Ahead of what will undoubtedly be a shift for the local food scene, Eater asked Seattle-area restaurant owners to weigh in on the impending wage increase. Here's what Angela Stowell,Brendan McGill, and others have to say about how it might change the dining habits of residents and impact the future of restaurants.
Chef/Owner, La Bodega
I wish they would've done a little more research on how it would affect small businesses. I am all for people making more money, but I think it's meant for larger corporations like McDonald's, Target, Walmart to have this wage hike.
I don't think it's a bad thing but for smaller businesses, only the super strong will survive. It will mean that only owners who are willing and able to work every day at their own businesses to reduce labor costs will survive. I also have a five year lease, so I'll be able to make a decision about whether to sign or and go forward or not, but other businesses might not have that.
Owner, Coastal Kitchen and Mioposto
This is a game changer. The myriad of unintended consequences it too complex to really understand; even for restaurant veterans.
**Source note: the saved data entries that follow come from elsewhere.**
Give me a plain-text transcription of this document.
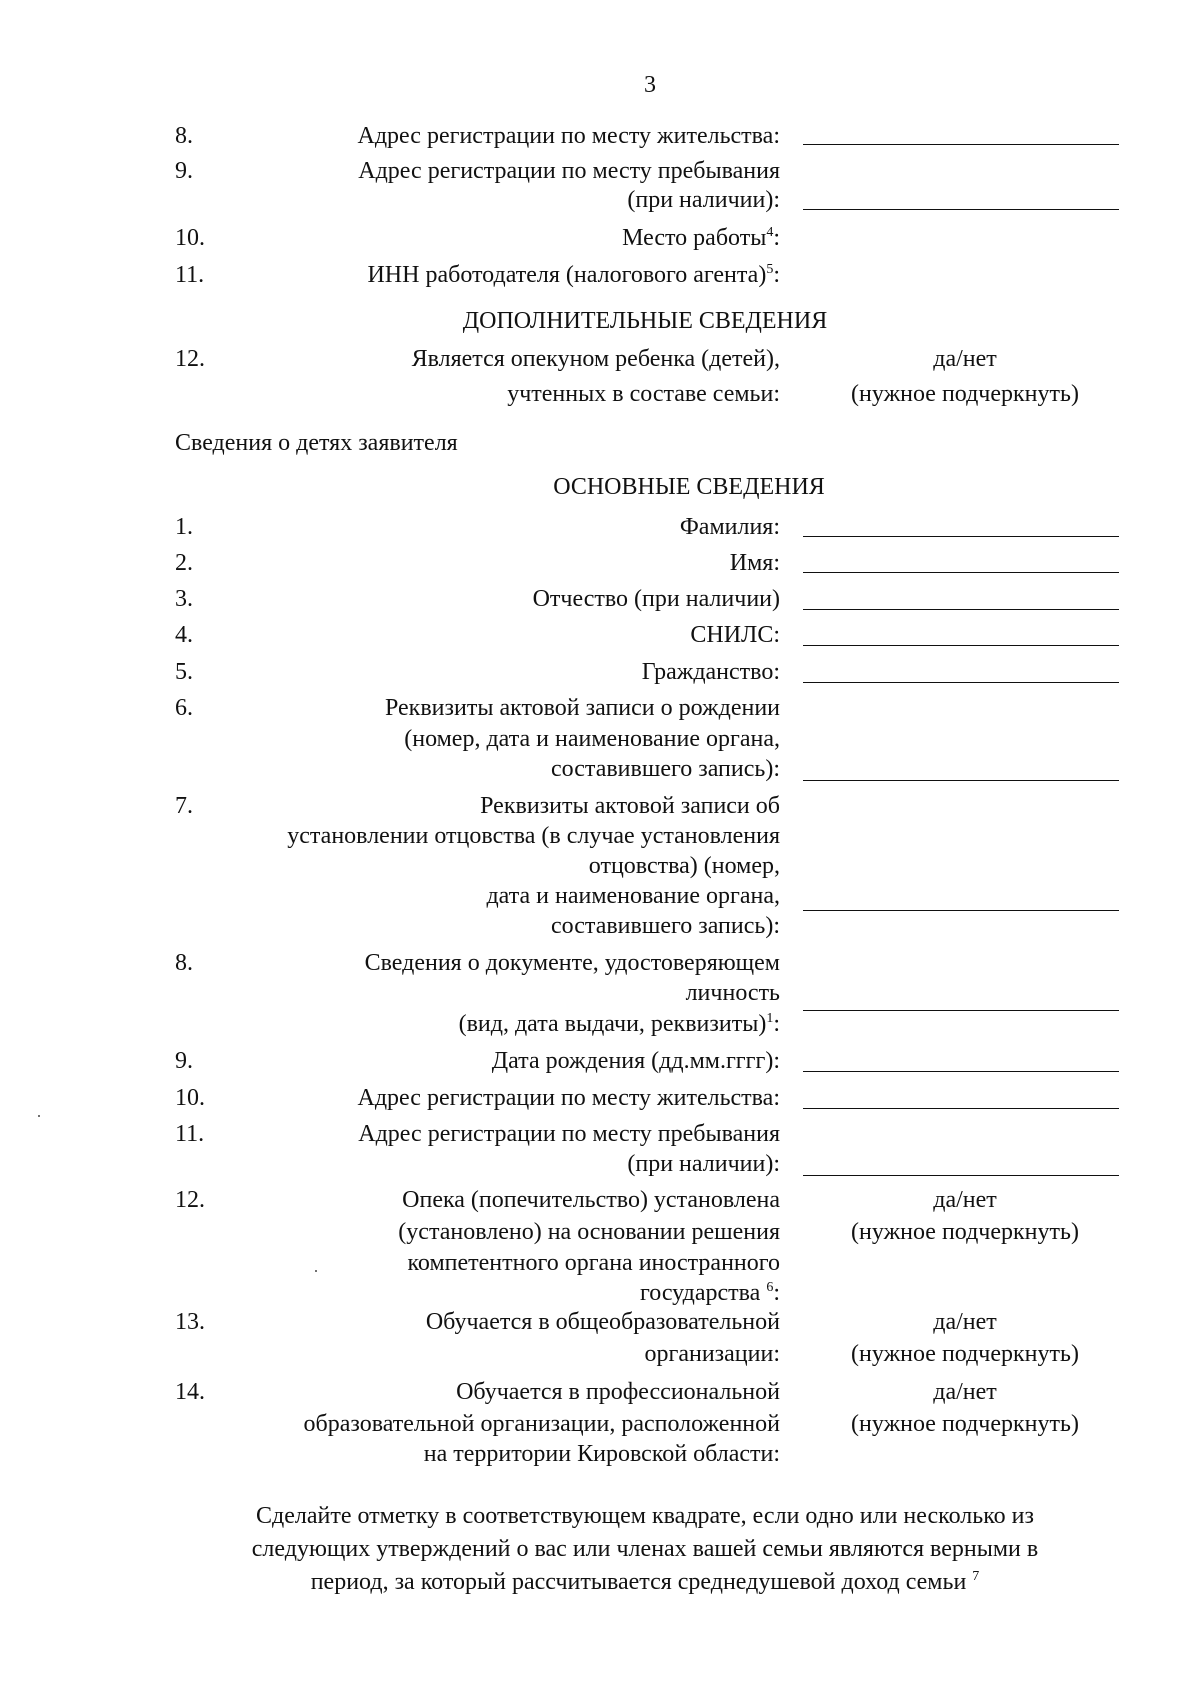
3
8.	Адрес регистрации по месту жительства:
9.	Адрес регистрации по месту пребывания
(при наличии):
10.	Место работы$^4$:
11.	ИНН работодателя (налогового агента)$^5$:
ДОПОЛНИТЕЛЬНЫЕ СВЕДЕНИЯ
12.	Является опекуном ребенка (детей),	да/нет
учтенных в составе семьи:	(нужное подчеркнуть)
Сведения о детях заявителя
ОСНОВНЫЕ СВЕДЕНИЯ
1.	Фамилия:
2.	Имя:
3.	Отчество (при наличии)
4.	СНИЛС:
5.	Гражданство:
6.	Реквизиты актовой записи о рождении
(номер, дата и наименование органа,
составившего запись):
7.	Реквизиты актовой записи об
установлении отцовства (в случае установления
отцовства) (номер,
дата и наименование органа,
составившего запись):
8.	Сведения о документе, удостоверяющем
личность
(вид, дата выдачи, реквизиты)$^1$:
9.	Дата рождения (дд.мм.гггг):
10.	Адрес регистрации по месту жительства:
11.	Адрес регистрации по месту пребывания
(при наличии):
12.	Опека (попечительство) установлена	да/нет
(установлено) на основании решения	(нужное подчеркнуть)
компетентного органа иностранного
государства $^6$:
13.	Обучается в общеобразовательной	да/нет
организации:	(нужное подчеркнуть)
14.	Обучается в профессиональной	да/нет
образовательной организации, расположенной	(нужное подчеркнуть)
на территории Кировской области:
Сделайте отметку в соответствующем квадрате, если одно или несколько из
следующих утверждений о вас или членах вашей семьи являются верными в
период, за который рассчитывается среднедушевой доход семьи $^7$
There was incredible anger generated by a series of callous, recession causing, big-bonused bad actors on Wall Street while the rest of us were falling into the recession abyss. Those guys in Wall Street must be chuckling—like the invasion of Iraq the 15Now folks missed the target by about 3,000 miles. But we sit in the crossfire.
As a lifelong liberal I have always been angry when businesses and politicians decry the loss of jobs over a CPI $.40 minimum wage increase because that is ridiculous. This is different. We cannot survive if we continue doing business as usual. I hope the public will continue to support their favorite spots while everybody figures this thing out. We are going to adjust using all of the tools at our disposal; pricing, reducing menu offerings, look at operating hours, reducing labor where we can and certainly not opening another business in our beloved Seattle. Our business model will need to change. In a business whose goal is "to build community one relationship at a time" this reduction in labor is going to make that even more difficult.
We have raised 100's of thousands for schools, Lifelong AIDS Alliance, Mercy Corps, tsunami survivors, Darfur, the victims of Oso, and countless other non-profits over the years while providing health insurance, education reimbursements, and ongoing training for our employees. It falls somewhere between feeling sad and feeling betrayed that this grenade has been dropped on us.
Chef/Owner, Hitchcock, Hitchcock Deli
I think what people need to realize is that the money will have to come from somewhere. With a group like mine, where ethics in sourcing come before profits, we run a very slim margin. To pay my staff more, I need to either buy worse food or raise my prices, and I'm not willing to start buying commodity meats or fish from larger, questionably managed fisheries.
I'm supportive of livable wages and am honestly somewhat excited for this social experiment. If one hour of minimum wage can be used as a metric, things will go fine. If a roast beef sandwich made with high quality bread, hormone and antibiotic-free beef and aioli with organic and free range eggs now costs about one hour of minimum wage, my estimate is that after the wage hikes it will still cost about one hour of minimum wage. There seems to be a fallacy that instead of lining our richie-rich pockets, business owners will simply break off a little more for their employees. I barely get paid $15 an hour.
And the thing is, most of my employees already make $15 an hour, if not much more in the servers' case—it may be a base of $10-$14, plus tips from the pool, staff meals, or vacation pay. Without those factors being considered and fighting to stay in the black (as if every restaurant isn't perpetually fighting to stay in the black), we won't be able to show our staff the respect of allowing them an espresso drink whenever they're dragging, or to use the same high-quality foods for staff meals that we offer our guests. I've enjoyed not running a corporate ship the way the large hotels I've worked in operate: highly punitive where cost-control is concerned. For them it's about maximizing profits, but for me it's going to be about staying in business.
CFO/Owner, Ethan Stowell Restaurants
We fully support an increase of the minimum wage to $15, however, we feel that all W2 income should be considered when calculating that wage. Restaurants work on very small margins and Washington already has the highest minimum wage in the country at $9.32 an hour. Under this plan, servers and bartenders, who already make an average of $35-$40 and hour in W2 income, will see an immediate increase in their pay while the cooks, who make around $15 an hour, will have stagnant wages for upwards of seven years.